Entrepreneur, Visionary and Philanthropist
The contributions of Dean White (1923-2016) to Northwest Indiana and Indiana are significant, and it is believed his legacy will live on for generations. Clearly his commitment to the quality of life of Northwest Indiana is remarkable. Even though he became one of America's richest men, he continued to call Northwest Indiana home.
His philanthropy was often quiet and always generous. His generosity made it possible to restore and maintain the iconic old Lake County Court House, and was actively assisting in the development of the 95-acre sportsplex facilities in Crown Point, kick-starting the breathtaking South Lake YMCA project, rescuing the Merrillville Veterans Memorial Project, and creating the innovative Center for Hospitality and Tourism Management at Purdue Northwest. He also had the vision to donate the land the South Shore Convention and Visitors Authority sits upon, as well as making many other grants and donations for worthy causes.

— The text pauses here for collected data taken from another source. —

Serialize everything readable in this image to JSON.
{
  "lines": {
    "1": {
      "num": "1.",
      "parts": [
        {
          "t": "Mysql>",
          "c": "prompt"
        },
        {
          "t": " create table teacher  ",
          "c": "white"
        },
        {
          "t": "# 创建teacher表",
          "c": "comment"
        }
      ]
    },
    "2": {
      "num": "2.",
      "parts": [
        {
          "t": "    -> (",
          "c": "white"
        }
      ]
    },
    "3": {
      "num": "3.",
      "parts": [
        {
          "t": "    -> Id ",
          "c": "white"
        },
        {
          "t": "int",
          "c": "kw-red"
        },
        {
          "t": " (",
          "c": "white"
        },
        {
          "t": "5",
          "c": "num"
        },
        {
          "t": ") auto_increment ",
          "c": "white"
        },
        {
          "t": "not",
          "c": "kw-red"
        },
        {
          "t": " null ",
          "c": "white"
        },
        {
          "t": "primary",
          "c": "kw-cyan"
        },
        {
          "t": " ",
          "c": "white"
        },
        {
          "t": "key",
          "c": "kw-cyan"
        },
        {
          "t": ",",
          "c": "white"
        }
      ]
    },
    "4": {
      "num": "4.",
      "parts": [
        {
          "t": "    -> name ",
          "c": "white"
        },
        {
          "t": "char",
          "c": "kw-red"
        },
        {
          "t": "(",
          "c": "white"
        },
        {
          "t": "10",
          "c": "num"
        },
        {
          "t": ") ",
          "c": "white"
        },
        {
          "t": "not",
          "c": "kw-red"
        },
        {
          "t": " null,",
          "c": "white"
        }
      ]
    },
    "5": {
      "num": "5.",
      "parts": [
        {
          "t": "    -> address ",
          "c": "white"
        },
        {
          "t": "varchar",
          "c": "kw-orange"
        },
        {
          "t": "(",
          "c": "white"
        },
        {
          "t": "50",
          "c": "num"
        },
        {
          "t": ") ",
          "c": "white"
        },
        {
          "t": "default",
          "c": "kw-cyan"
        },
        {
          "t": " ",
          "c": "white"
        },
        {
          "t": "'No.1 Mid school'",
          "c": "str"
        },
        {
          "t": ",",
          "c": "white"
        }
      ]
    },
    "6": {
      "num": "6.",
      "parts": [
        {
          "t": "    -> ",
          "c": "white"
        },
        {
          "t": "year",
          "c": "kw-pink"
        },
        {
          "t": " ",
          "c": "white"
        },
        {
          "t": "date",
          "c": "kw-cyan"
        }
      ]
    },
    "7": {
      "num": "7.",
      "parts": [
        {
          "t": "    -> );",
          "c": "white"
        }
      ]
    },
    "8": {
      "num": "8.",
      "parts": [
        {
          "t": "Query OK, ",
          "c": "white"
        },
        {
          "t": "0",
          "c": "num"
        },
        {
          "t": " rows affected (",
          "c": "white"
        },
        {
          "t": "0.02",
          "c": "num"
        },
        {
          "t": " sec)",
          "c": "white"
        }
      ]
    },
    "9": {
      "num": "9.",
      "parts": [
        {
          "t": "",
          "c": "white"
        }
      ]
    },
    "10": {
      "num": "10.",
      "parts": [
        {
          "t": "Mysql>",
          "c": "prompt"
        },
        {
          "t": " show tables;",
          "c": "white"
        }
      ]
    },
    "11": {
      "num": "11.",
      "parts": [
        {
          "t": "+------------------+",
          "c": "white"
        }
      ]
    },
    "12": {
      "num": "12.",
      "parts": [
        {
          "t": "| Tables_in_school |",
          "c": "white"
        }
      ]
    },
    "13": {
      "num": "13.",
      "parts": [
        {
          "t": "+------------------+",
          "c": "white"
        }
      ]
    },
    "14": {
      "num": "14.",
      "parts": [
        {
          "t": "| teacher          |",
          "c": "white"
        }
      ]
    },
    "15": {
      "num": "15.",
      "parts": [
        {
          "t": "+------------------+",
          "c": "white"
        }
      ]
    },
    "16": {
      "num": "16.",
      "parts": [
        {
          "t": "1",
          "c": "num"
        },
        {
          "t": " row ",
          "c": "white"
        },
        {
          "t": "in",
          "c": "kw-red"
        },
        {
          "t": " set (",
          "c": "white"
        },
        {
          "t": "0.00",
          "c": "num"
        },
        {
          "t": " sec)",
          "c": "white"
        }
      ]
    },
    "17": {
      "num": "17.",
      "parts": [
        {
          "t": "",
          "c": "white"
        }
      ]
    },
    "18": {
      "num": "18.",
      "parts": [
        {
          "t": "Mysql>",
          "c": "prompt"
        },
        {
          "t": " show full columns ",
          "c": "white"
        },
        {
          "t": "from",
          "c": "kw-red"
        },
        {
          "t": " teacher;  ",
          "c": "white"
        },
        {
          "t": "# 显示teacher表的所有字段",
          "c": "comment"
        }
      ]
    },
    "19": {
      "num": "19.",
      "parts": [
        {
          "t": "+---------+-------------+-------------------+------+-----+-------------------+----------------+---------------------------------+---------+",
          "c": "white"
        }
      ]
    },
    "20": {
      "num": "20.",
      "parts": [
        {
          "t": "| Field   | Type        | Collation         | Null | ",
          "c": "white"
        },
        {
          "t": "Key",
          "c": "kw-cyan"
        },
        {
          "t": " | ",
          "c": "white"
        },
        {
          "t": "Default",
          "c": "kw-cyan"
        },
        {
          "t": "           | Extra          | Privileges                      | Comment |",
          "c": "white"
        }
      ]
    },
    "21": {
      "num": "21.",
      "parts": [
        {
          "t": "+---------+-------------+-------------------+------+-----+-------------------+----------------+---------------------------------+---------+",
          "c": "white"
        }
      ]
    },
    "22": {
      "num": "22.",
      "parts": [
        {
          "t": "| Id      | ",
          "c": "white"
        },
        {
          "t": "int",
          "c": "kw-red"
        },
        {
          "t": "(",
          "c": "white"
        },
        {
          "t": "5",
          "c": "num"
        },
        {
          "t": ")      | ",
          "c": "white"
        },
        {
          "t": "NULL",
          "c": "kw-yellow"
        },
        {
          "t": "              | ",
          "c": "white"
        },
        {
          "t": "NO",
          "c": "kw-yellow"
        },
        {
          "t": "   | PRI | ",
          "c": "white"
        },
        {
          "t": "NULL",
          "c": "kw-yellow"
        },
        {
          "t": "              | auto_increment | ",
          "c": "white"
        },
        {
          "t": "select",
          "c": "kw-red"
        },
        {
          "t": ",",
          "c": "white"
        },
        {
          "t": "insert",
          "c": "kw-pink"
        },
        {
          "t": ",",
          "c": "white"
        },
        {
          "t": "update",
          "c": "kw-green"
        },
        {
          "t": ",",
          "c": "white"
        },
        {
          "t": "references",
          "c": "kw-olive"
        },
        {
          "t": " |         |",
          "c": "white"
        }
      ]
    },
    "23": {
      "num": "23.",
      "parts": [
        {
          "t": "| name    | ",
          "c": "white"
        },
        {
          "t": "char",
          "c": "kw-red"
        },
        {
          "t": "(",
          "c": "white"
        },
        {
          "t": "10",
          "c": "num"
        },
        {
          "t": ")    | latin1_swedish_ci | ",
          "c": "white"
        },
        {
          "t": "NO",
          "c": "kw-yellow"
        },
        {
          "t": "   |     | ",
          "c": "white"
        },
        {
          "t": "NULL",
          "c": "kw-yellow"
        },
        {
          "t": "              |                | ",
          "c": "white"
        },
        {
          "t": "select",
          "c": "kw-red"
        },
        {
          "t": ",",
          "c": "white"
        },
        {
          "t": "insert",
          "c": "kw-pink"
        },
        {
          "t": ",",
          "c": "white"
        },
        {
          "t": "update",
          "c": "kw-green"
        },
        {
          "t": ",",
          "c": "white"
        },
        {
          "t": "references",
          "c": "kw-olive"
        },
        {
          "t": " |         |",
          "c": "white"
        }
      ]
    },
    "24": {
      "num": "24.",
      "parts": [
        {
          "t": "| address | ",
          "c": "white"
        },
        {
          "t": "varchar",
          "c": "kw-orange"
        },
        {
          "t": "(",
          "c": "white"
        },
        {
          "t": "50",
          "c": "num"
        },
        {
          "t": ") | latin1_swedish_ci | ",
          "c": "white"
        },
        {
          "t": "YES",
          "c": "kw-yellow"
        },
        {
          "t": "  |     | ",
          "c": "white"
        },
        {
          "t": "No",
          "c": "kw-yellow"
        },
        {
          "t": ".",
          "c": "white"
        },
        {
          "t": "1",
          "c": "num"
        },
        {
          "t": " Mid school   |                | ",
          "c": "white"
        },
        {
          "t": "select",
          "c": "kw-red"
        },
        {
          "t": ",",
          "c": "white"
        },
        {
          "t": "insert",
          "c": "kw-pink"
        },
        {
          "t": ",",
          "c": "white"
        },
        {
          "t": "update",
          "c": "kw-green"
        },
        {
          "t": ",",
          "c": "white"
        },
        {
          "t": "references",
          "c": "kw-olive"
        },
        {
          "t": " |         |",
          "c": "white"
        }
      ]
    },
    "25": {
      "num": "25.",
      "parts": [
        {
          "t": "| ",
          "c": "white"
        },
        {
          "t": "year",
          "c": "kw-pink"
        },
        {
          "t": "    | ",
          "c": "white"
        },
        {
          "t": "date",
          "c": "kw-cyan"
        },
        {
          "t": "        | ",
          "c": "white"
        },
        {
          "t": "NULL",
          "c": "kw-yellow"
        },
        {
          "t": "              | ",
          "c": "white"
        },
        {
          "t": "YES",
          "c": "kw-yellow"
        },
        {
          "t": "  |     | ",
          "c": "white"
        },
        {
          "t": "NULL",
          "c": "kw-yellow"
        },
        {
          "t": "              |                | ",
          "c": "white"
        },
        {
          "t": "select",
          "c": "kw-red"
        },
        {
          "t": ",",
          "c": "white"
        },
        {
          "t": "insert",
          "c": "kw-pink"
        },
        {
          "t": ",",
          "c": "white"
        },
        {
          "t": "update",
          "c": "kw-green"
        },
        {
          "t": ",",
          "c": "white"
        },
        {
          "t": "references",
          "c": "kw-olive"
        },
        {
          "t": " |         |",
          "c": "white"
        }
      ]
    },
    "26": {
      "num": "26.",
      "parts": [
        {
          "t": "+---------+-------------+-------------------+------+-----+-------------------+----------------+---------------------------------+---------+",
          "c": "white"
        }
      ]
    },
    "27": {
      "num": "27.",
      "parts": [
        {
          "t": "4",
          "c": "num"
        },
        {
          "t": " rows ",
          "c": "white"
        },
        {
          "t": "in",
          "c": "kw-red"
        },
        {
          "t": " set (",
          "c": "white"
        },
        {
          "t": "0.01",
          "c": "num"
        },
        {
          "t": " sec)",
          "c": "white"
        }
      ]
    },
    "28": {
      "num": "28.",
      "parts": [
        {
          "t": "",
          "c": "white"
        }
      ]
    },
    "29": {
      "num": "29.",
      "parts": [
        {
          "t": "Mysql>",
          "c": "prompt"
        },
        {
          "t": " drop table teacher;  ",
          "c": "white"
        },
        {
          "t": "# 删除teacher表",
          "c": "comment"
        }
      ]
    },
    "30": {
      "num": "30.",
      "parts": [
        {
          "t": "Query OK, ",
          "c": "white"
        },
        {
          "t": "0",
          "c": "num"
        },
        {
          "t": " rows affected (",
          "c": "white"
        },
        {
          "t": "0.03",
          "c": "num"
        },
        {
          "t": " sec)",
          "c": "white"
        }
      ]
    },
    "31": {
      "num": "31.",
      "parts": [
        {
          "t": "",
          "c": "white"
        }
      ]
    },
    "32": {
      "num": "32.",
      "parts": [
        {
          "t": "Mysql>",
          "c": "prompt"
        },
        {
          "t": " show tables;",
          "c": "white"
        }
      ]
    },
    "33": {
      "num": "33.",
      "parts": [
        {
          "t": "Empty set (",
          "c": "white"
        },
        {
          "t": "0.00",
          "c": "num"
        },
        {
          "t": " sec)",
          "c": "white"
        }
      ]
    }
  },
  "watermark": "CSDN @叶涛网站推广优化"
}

Mr. White began his career as a teenager selling ads for his father's small advertising business, which was founded in 1935 in Lincoln, Nebraska. The business relocated to Shelby, Indiana in 1950 and, as it grew, moved to Merrillville in the early 1970s. Originally Mr. White focused on billboards and eventually his company would become one of the nation's largest outdoor advertising companies.
He was always alert to additional opportunities. One came from the billboards and signage he was doing for a new hospitality firm, Holiday Inn. He saw an opportunity to become a franchisee and in the 1970s he opened the Holiday Inn (later the Radisson) in Merrillville. Then at the undeveloped intersection of U.S. 30 and I-65, he saw another opportunity. To help make it a destination, he built the Star Plaza Theatre, a large venue that over the years consistently hosted big-name entertainment. At first, many critics thought it folly to build such a large theatre so far from downtown Chicago. As was often the case, his vision was better than the experts.
He further saw opportunity in Cedar Lake, a community long overlooked. He and his partners built classy condominiums there along with an upscale restaurant. Over the years, Mr. White has been involved in developing thousands of residential units in various parts of the country.
In the long final phase of his career, Dean White became known for hotel construction, owner and management. His hotels define the skyline in many cities, including Indianapolis and his company became the largest franchisee of Marriott Hotels.
It all began with long hours, often working from the back of a pickup truck. Mr. White interrupted his career with service in World War II in the U.S. Merchant Marine. What he did with his life from then on is truly legendary.
Dean White was nominated by Calvin Bellamy.